Hohwieler believes that the inclusion of livestock and human food market barley types into a farmer’s crop rotation could potentially add up to 50,000 acres of barley in Idaho over the next five years, above and beyond the half million acres already dedicated to malting barley. Idaho growers working with Scoular converted 12,000 acres last year to producing feed and food barley varieties.
“We don’t expect those additional acres will take away from malt acres in Idaho,” Idaho Barley Commission Executive Director Laura Wilder told the Idaho Farm Bureau. “It will add to current Idaho barley acres…The company’s expanded focus on barley and initiatives around their new barley protein concentrate facility (in Jerome), as well as feed barley and food barley, will increase total Idaho barley acres.”

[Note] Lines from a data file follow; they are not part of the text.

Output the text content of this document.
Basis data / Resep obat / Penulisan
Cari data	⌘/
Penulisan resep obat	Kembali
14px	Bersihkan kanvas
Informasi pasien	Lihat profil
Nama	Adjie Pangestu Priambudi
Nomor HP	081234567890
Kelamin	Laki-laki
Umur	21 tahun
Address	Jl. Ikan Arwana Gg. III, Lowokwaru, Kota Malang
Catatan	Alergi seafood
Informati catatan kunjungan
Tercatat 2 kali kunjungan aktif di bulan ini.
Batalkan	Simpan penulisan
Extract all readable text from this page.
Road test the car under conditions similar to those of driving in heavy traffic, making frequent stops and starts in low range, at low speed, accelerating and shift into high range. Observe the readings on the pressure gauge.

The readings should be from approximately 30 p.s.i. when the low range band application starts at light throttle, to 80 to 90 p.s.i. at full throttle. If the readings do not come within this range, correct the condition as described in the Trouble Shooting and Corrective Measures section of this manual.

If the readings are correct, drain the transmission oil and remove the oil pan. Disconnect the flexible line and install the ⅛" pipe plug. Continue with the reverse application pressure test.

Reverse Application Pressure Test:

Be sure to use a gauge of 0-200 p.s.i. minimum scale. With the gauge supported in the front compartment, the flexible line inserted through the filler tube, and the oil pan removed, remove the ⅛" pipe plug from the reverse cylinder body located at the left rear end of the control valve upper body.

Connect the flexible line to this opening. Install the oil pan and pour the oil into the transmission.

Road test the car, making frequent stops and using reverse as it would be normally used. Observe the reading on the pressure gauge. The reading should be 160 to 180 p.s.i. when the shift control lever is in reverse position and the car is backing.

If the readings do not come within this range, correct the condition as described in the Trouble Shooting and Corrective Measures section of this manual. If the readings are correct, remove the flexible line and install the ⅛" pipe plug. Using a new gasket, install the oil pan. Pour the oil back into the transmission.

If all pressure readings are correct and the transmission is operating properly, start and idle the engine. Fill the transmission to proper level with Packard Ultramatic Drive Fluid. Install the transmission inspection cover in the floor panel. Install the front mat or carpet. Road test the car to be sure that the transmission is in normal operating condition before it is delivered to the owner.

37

Barley MVP is part of the firm’s Idaho barley initiative, which also includes the construction of a new $13 million barley facility in Jerome that will produce a barley protein concentrate for the aquaculture and pet food industries as well as a high-energy liquid feed supplement for cattle. The 15,000-square-foot facility is scheduled for completion this fall.
The Scoular Company was founded in 1892 by George Scoular. It was run by the Scoular family until 1967, when it was sold. The firm is still privately held. The firm is one of the largest grain storage and handling companies in the country. Scoular has approximately 1,000 employees, 24 offices and 90 storage, handling and procession facilities in the United States, Mexico and Canada. Scoular has an office in Preston; elevators in Grace, Bancroft, Michaud and Aberdeen, and a terminal and processing facility in Jerome.